Japan’s highly developed otaku culture means that for those with a penchant for niche hobbies, those niches can stretch very, very deep. But while an intense interest in anime or video games can seem puzzling to outsiders, perhaps no passion is more inscrutable than that of Japan’s hard-core doll otaku.

Even in Japan, doll otaku are considered to be on an extreme end of the bell curve in terms of leisure pursuits. Being so far from the mainstream means that for those who enjoy doll collecting, it’s likely nothing else quite scratches that particular itch, which brings us to doll manufacturer Volks, makers of the Super Dolfie doll line.

As part of the festivities at the Doll Party doll expo, held in Tokyo during the early May Golden Week holiday period, Volks was displaying an intricate one-off of Princes Odette, the tragically cursed protagonist of classic Russian ballet Swan Lake (and, by extension, the oft-forgotten U.S. animated film The Swan Princess).

Volks wasn’t just exhibiting its Princess Odette at the event, either.
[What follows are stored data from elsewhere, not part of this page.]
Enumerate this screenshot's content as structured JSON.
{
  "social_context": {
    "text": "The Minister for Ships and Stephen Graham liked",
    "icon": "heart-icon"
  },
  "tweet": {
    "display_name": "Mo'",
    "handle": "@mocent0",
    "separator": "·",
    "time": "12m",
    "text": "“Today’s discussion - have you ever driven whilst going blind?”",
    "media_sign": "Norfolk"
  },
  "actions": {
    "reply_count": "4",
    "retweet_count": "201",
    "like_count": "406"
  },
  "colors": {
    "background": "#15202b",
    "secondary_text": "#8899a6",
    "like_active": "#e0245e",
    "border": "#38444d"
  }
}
The doll was also being offered for sale, but in light of its rarity, the manufacturer figured it could let market forces determine its worth by auctioning off Her Royal Highness.

Because Doll Party serves as a gathering of hobbyists with very specific tastes, a bidding war quickly broke out. At 11:50 a.m., the high bid was already a startling 520,000 yen (US$4,690), but the leapfrogging was only beginning. An hour later, the top offer had nearly tripled, climbing to 1.33 million yen. After another 60 minutes, at 1:50 p.m., it was up to 2.7 million yen.

That turned out to be the last update Volks had to write on the doll’s information board, however. See, while it was holding an auction for Princess Odette, the company had also designated a buy-it-now price, and one deep-pocketed collector took Volks up on its offer by shelling out six million yen (US$54,000) for it.

Granted, we’ve seen anime figures with seven-digit yen price tags before, but those are usually full-scale, human-sized statues. In contrast, Volks’ Super Dolfies usually measure about 55 centimeters (22 inches) in height. Even with Odette’s more compact dimensions, though, we doubt her buyer will be taking the pricey princess out to Tokyo Disneyland anytime soon, for fear of her getting lost, damaged, or dirty.